Os católicos, que naquela década eram 89% da população, caíram para 64,63% em 2010, de acordo com o último Censo realizado pelo IBGE. Os evangélicos subiram de 6,6% em 1980 para 22,16% em 2010. Nesse processo, as pessoas que se declaravam sem religião saltaram de 1,6% em 1980 para 8,04% em 2010.

Os fatores que estão influenciando a mudança no perfil religioso do país merecem uma análise específica, a qual espero realizar em outra oportunidade. Por hora, gostaria de frisar que a categoria sem-religião não significa necessariamente ateísmo, mas, de modo mais geral, pessoas de fé individual que não possuem pertencimento religioso institucional. Mas foi nesse grupo que ateus foram incluídos pelo IBGE. Em 2010, pela primeira vez, esse grupo foi apresentado de modo separado pelo Censo, totalizando 0,32% dos brasileiros.

Mais recentemente, uma pesquisa Datafolha do final de 2019 constatou que 1% da população se define como ateia. Aqui já entra um primeiro elemento para se conhecer esse grupo: a auto identificação. 

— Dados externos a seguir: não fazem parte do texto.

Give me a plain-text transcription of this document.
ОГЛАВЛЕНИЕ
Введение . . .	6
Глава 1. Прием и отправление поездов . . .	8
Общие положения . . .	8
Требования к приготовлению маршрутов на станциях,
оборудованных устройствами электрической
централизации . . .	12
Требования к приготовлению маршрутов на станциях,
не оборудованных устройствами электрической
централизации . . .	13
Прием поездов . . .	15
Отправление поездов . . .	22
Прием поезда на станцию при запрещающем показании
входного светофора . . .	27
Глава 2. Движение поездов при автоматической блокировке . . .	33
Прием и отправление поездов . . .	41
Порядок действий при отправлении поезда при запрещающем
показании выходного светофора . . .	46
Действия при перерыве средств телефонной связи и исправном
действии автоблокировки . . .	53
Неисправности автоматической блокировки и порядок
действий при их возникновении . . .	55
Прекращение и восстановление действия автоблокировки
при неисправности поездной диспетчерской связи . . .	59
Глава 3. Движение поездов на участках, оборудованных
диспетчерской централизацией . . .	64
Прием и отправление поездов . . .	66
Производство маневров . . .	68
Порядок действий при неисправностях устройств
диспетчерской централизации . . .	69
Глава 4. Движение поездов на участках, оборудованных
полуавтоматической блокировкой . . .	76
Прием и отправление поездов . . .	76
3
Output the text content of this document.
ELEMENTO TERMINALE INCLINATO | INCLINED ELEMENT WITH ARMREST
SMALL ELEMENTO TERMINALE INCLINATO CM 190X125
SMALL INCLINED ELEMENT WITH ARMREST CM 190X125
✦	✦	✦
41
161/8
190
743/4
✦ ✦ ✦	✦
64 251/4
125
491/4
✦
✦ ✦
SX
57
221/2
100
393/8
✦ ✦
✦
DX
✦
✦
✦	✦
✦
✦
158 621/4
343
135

De acordo com a pesquisa que fiz para o meu livro O ateísmo no Brasil: os sentidos da descrença nos séculos XX e XXI, nem todas as pessoas que se consideram ateias expõem isso de forma pública, o que me faz pensar na hipótese de que o total de ateus e ateias no Brasil deve ser maior do que aquele que aparece nas pesquisas.


Por quais motivos as pessoas não falam de sua descrença publicamente? O fator preconceito é a minha principal resposta. Em um país onde a religião historicamente se constituiu como padrão social e sinônimo de virtude moral, falar que não acredita em Deus é algo visto com desconfiança e hostilidade. Por causa disso, muitos ateus e ateias acabam sendo vítimas de discriminação no seio familiar, no emprego e no espaço público de modo mais amplo. Uma situação que interfere até mesmo nos relacionamentos amorosos.

Mas, uma vez que pouco se fala sobre os ateus e as ateias do Brasil, há uma invisibilidade social sobre esse tipo de preconceito. Alguns anos atrás uma parcela dessa população resolveu se organizar. O resultado foi o surgimento de um ativismo expresso em associações (ATEA), manifestações públicas e atividades culturais que denunciaram o preconceito ao ateísmo, muitas vezes associado por grupos religiosos ao demônio e ao comunismo.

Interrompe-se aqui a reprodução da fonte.